F for fake was on British tv many decades ago, but I can’t remember them putting it back on in the intervening years. Pity.
And I can’t remember if I have posted on the video essay, but certainly it’s a thing that all film enthusiasts have thought about. I’ve seen a lot which strike me as being pointless [= failing in intended object] except in that they do use the visual (excerpts from films/stills) – and diegetic and extra-diegetic audio in some cases – to deal with the visual, while failing in the overall premise by relying on the commentary to be the essay. Just a slide show by another name. It’s good to have film clips or stills examples to go with a text but to me it’s not a video essay until the visuals themselves are a significant part of the explanation/interpretation/analysis. In other words: many audio-visual presentations are put out as being video essays. Benjamin’s Orson Welles video essay is most certainly a video essay and not a text tagged onto film clips. But the whole issue must include whether a video essay is any different from a made for t.v. film documentary, that is apart from it’s webby DIYness. And of course it’s shortness.
(side-thought : think how poor the stills are in most film books…I’m reading Valerie Orpen’s Film Editing. Even this good book on a subject which is marginalised in film writing, has too-small stills looking like poor photocopies…o.k. it’s the editor’s fault not hers, but it’s her text and those still are meant to represent some aspect of editing she’s going into in great detail)
In many cases the video essayists are not themselves experienced video/film-makers so falling for the Godard-ism* of not grasping you can’t rub your head and pat your tummy. (And should we say in Godard’s* case expect more than his 1000 to watch ans appreciate his films if he makes them in French in away that is impossible to unscramble as a film experience in another language) There are endless papers, not about film per se, explaining how you can’t talk and attend properly to what the eyes are looking at (e.g. on a mobile phone while driving). It should be obvious you can’t look with a critical eye at a series of film clips if the video essay is one long talk. The trick as demonstrated in Layers of Paradox in F for Fake is to make the clips really short and tailor the delivery to avoid too much overlap. Mind you in this case it’s not a film but a documentary about a film being video essayed, where Welles can be allowed to speak for himself in a way that a character in a film can’t. Film clips of a fiction film can stand for themselves in terms of mise en scene, editing and so on, but they tend to have to be laboriously explained in words, because the moving images themselves are no trusted to do the job. (I’ve been reading the final chapter of Orpen which deals with the way the film’s mise en scene/ decoupage/editing is used to highlight the star. So thinking about how that could be done in a video essay.)

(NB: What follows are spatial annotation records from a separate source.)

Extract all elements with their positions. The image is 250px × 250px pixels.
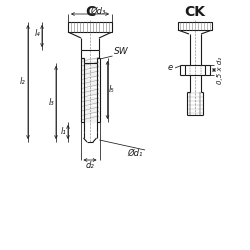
- Bar: [68, 22, 112, 32]
- Text: 0,5 x d₂: 0,5 x d₂: [217, 56, 223, 84]
- Text: d₂: d₂: [86, 160, 94, 170]
- Text: SW: SW: [114, 47, 128, 56]
- Text: l₂: l₂: [20, 78, 26, 86]
- Text: l₃: l₃: [48, 98, 54, 107]
- Text: CK: CK: [184, 5, 206, 19]
- Text: l₁: l₁: [61, 128, 67, 136]
- Bar: [178, 22, 212, 30]
- Text: e: e: [168, 64, 173, 72]
- Text: C: C: [85, 5, 95, 19]
- Text: l₅: l₅: [108, 86, 114, 94]
- Text: Ød₃: Ød₃: [90, 6, 106, 16]
- Text: Ød₁: Ød₁: [127, 148, 143, 158]
- Text: l₄: l₄: [34, 30, 40, 38]
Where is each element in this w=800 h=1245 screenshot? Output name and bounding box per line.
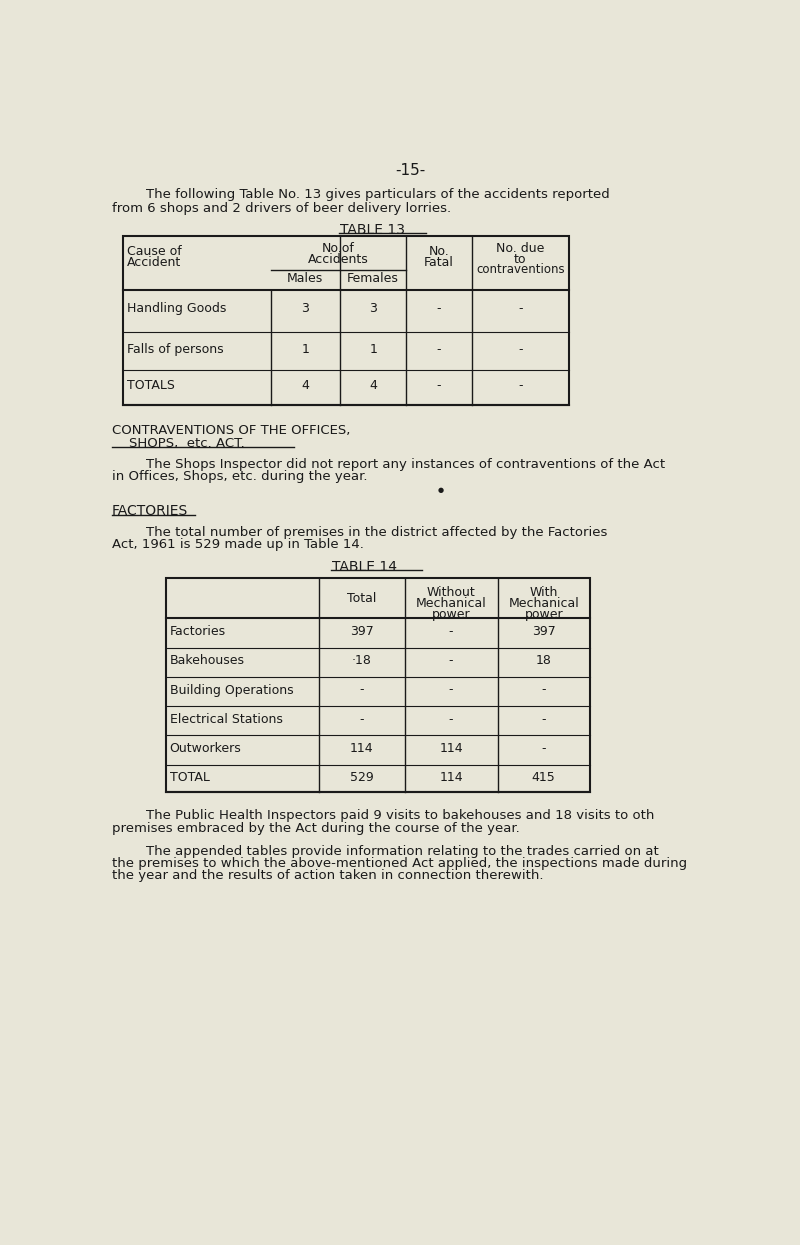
Bar [123,235,569,405]
Text: 1: 1 [370,342,377,356]
Text: Mechanical: Mechanical [416,596,486,610]
Text: to: to [514,253,526,265]
Text: Factories: Factories [170,625,226,637]
Text: TOTALS: TOTALS [127,380,175,392]
Text: TABLE 14: TABLE 14 [333,560,398,574]
Text: premises embraced by the Act during the course of the year.: premises embraced by the Act during the … [112,822,519,834]
Text: -: - [437,342,442,356]
Text: 529: 529 [350,771,374,783]
Text: -: - [449,655,454,667]
Text: -15-: -15- [395,163,425,178]
Text: -: - [449,684,454,696]
Text: The appended tables provide information relating to the trades carried on at: The appended tables provide information … [112,844,658,858]
Text: The total number of premises in the district affected by the Factories: The total number of premises in the dist… [112,525,607,539]
Text: 114: 114 [439,771,463,783]
Text: from 6 shops and 2 drivers of beer delivery lorries.: from 6 shops and 2 drivers of beer deliv… [112,202,450,214]
Text: Accidents: Accidents [308,253,369,265]
Text: -: - [542,684,546,696]
Text: Cause of: Cause of [127,245,182,258]
Text: 114: 114 [439,742,463,754]
Text: 3: 3 [370,303,377,315]
Text: FACTORIES: FACTORIES [112,504,188,518]
Text: 397: 397 [350,625,374,637]
Text: 1: 1 [302,342,310,356]
Text: -: - [518,380,522,392]
Text: With: With [530,586,558,599]
Text: SHOPS,  etc. ACT.: SHOPS, etc. ACT. [112,437,244,449]
Text: the year and the results of action taken in connection therewith.: the year and the results of action taken… [112,869,543,883]
Text: Mechanical: Mechanical [508,596,579,610]
Text: contraventions: contraventions [476,264,565,276]
Text: Handling Goods: Handling Goods [127,303,226,315]
Text: Electrical Stations: Electrical Stations [170,713,282,726]
Text: No.: No. [429,245,450,258]
Text: power: power [524,608,563,620]
Bar [166,578,590,792]
Text: power: power [432,608,470,620]
Text: -: - [542,713,546,726]
Text: TOTAL: TOTAL [170,771,210,783]
Text: -: - [360,684,364,696]
Text: 4: 4 [370,380,377,392]
Text: ·18: ·18 [352,655,372,667]
Text: Fatal: Fatal [424,255,454,269]
Text: TABLE 13: TABLE 13 [340,223,406,237]
Text: CONTRAVENTIONS OF THE OFFICES,: CONTRAVENTIONS OF THE OFFICES, [112,425,350,437]
Text: -: - [437,303,442,315]
Text: 3: 3 [302,303,310,315]
Text: Building Operations: Building Operations [170,684,294,696]
Text: the premises to which the above-mentioned Act applied, the inspections made duri: the premises to which the above-mentione… [112,857,686,870]
Text: The following Table No. 13 gives particulars of the accidents reported: The following Table No. 13 gives particu… [146,188,610,200]
Text: No. due: No. due [496,242,545,255]
Text: ●: ● [437,488,443,493]
Text: Bakehouses: Bakehouses [170,655,245,667]
Text: -: - [437,380,442,392]
Text: -: - [449,625,454,637]
Text: Total: Total [347,591,377,605]
Text: Act, 1961 is 529 made up in Table 14.: Act, 1961 is 529 made up in Table 14. [112,538,363,552]
Text: Accident: Accident [127,255,182,269]
Text: -: - [542,742,546,754]
Text: 114: 114 [350,742,374,754]
Text: Falls of persons: Falls of persons [127,342,224,356]
Text: Outworkers: Outworkers [170,742,242,754]
Text: Males: Males [287,271,323,285]
Text: 415: 415 [532,771,555,783]
Text: 397: 397 [532,625,555,637]
Text: Without: Without [426,586,475,599]
Text: 18: 18 [536,655,552,667]
Text: Females: Females [347,271,399,285]
Text: -: - [518,303,522,315]
Text: -: - [360,713,364,726]
Text: The Shops Inspector did not report any instances of contraventions of the Act: The Shops Inspector did not report any i… [112,458,665,471]
Text: -: - [449,713,454,726]
Text: No.of: No.of [322,242,354,255]
Text: in Offices, Shops, etc. during the year.: in Offices, Shops, etc. during the year. [112,471,367,483]
Text: -: - [518,342,522,356]
Text: 4: 4 [302,380,310,392]
Text: The Public Health Inspectors paid 9 visits to bakehouses and 18 visits to oth: The Public Health Inspectors paid 9 visi… [112,809,654,822]
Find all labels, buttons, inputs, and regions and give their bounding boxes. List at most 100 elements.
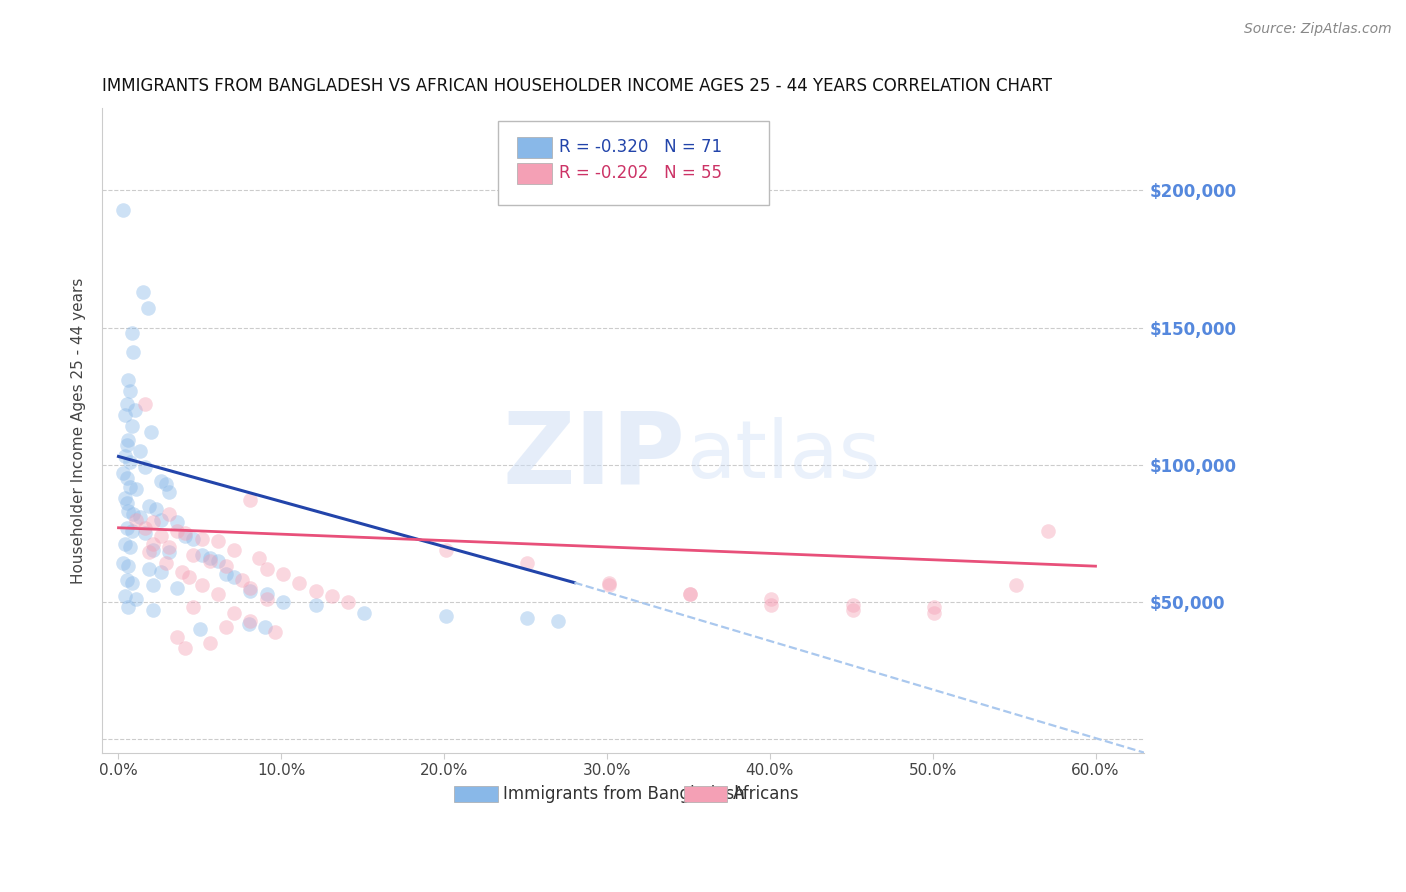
- Point: [761, 592, 783, 607]
- Point: [166, 524, 188, 538]
- Point: [434, 608, 457, 623]
- Point: [145, 501, 167, 516]
- Point: [598, 578, 620, 592]
- Point: [122, 507, 145, 521]
- Point: [132, 285, 155, 299]
- Point: [183, 532, 205, 546]
- Point: [118, 384, 141, 398]
- Point: [188, 622, 211, 636]
- Text: R = -0.202   N = 55: R = -0.202 N = 55: [558, 164, 721, 182]
- Point: [149, 529, 172, 543]
- Point: [128, 444, 150, 458]
- Point: [224, 542, 246, 557]
- Text: Africans: Africans: [733, 785, 800, 803]
- Point: [134, 460, 156, 475]
- Point: [516, 611, 538, 625]
- Point: [166, 631, 188, 645]
- Point: [112, 202, 135, 217]
- Point: [1004, 578, 1026, 592]
- Point: [190, 548, 212, 562]
- Point: [142, 516, 165, 530]
- Point: [142, 603, 165, 617]
- Point: [118, 480, 141, 494]
- Point: [239, 581, 262, 595]
- Point: [121, 419, 143, 434]
- Point: [679, 586, 702, 600]
- Point: [198, 554, 221, 568]
- Point: [174, 526, 197, 541]
- Point: [125, 483, 148, 497]
- FancyBboxPatch shape: [498, 121, 769, 205]
- Point: [115, 471, 138, 485]
- Point: [121, 575, 143, 590]
- Point: [117, 504, 139, 518]
- Point: [224, 570, 246, 584]
- Point: [166, 516, 188, 530]
- Point: [239, 614, 262, 628]
- Point: [256, 592, 278, 607]
- Point: [516, 557, 538, 571]
- Point: [115, 397, 138, 411]
- Point: [134, 397, 156, 411]
- Point: [128, 509, 150, 524]
- Point: [114, 491, 136, 505]
- FancyBboxPatch shape: [683, 786, 727, 802]
- Point: [761, 598, 783, 612]
- Point: [198, 550, 221, 565]
- Point: [142, 578, 165, 592]
- Point: [121, 326, 143, 340]
- Point: [190, 578, 212, 592]
- Point: [136, 301, 159, 316]
- Text: IMMIGRANTS FROM BANGLADESH VS AFRICAN HOUSEHOLDER INCOME AGES 25 - 44 YEARS CORR: IMMIGRANTS FROM BANGLADESH VS AFRICAN HO…: [103, 78, 1052, 95]
- Point: [177, 570, 200, 584]
- Point: [157, 485, 180, 500]
- Point: [125, 512, 148, 526]
- Point: [239, 583, 262, 598]
- Point: [304, 598, 326, 612]
- Point: [254, 619, 277, 633]
- Point: [198, 636, 221, 650]
- Point: [149, 565, 172, 579]
- Point: [256, 586, 278, 600]
- Text: Immigrants from Bangladesh: Immigrants from Bangladesh: [503, 785, 745, 803]
- Point: [547, 614, 569, 628]
- Point: [114, 537, 136, 551]
- Text: atlas: atlas: [686, 417, 880, 495]
- Point: [271, 567, 294, 582]
- Point: [239, 493, 262, 508]
- Point: [224, 606, 246, 620]
- Point: [598, 575, 620, 590]
- Point: [117, 433, 139, 447]
- Point: [215, 559, 238, 574]
- Point: [166, 581, 188, 595]
- Point: [924, 606, 946, 620]
- Point: [679, 586, 702, 600]
- Point: [115, 496, 138, 510]
- Point: [138, 545, 160, 559]
- Point: [434, 542, 457, 557]
- Point: [183, 548, 205, 562]
- Point: [157, 545, 180, 559]
- Point: [114, 409, 136, 423]
- Point: [134, 521, 156, 535]
- Point: [170, 565, 193, 579]
- Point: [125, 592, 148, 607]
- Point: [138, 499, 160, 513]
- Point: [117, 559, 139, 574]
- Point: [1038, 524, 1060, 538]
- Point: [271, 595, 294, 609]
- Point: [134, 526, 156, 541]
- Point: [247, 550, 270, 565]
- Point: [842, 603, 865, 617]
- Point: [118, 455, 141, 469]
- Point: [115, 573, 138, 587]
- Point: [117, 373, 139, 387]
- FancyBboxPatch shape: [454, 786, 498, 802]
- Point: [183, 600, 205, 615]
- Point: [231, 573, 253, 587]
- Point: [256, 562, 278, 576]
- Point: [139, 425, 162, 439]
- Point: [207, 534, 229, 549]
- Point: [117, 600, 139, 615]
- Point: [112, 466, 135, 480]
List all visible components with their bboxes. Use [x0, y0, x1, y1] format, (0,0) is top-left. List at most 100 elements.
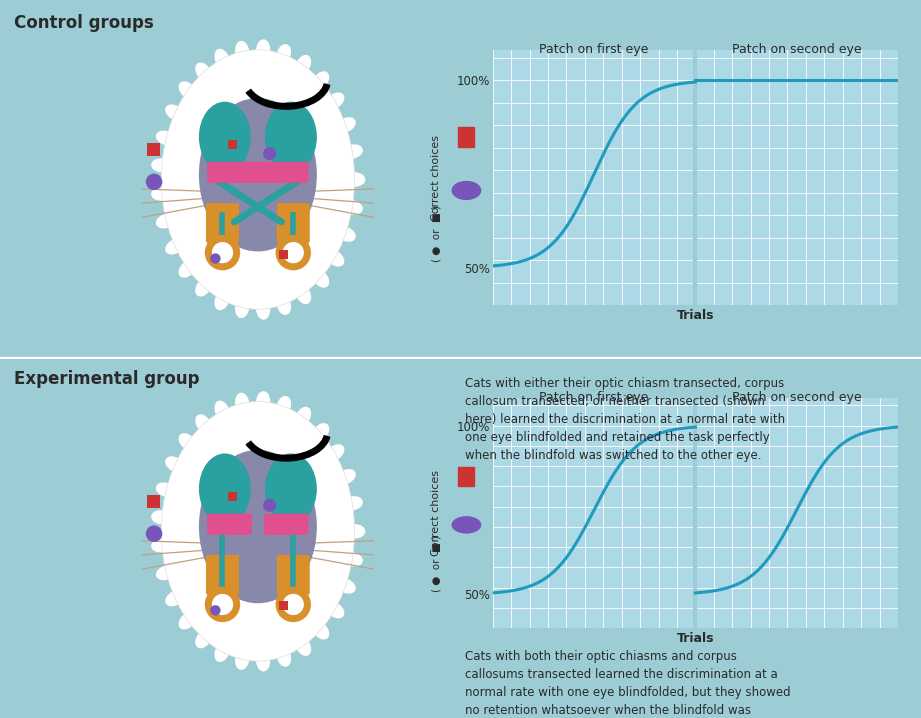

As is made clear in editor’s introduction to [in]Transition and the comments accompanying the video essay, the video essay is evolving, and it’s evolution alone, by the look of it, is providing fodder for a few score research papers and PhDs.
* Jamais deux sans trois? if you can always try to get the word Godard in a post three times at a minimum.
There is that thing about 6 degrees of separation on any subject till the conversation gets round to Hitler and the Nazis. I like to think this is true of Godard. Just like the Actress and the Bishop Joke [in it’s endless forms], which can be fitted around any conceivable topic and situation, it should be possible to write a post on film and always manage to say the G.-word at least once.
NNB. A few post back I introduced the God./ God distinction. God. [full-stop > ‘God-point’ is a lot easier to mouth, though strictly it might sound suspiciously like something meteorological]. So from now on, ‘God. thinks he’s God’ [or someone else says he thinks he is or say they think he is..] is now quite clear and not mistaken for some sort of theological atheist argument. Though I’m sure someone could write 3 A4s on God. and G** with no trouble at all.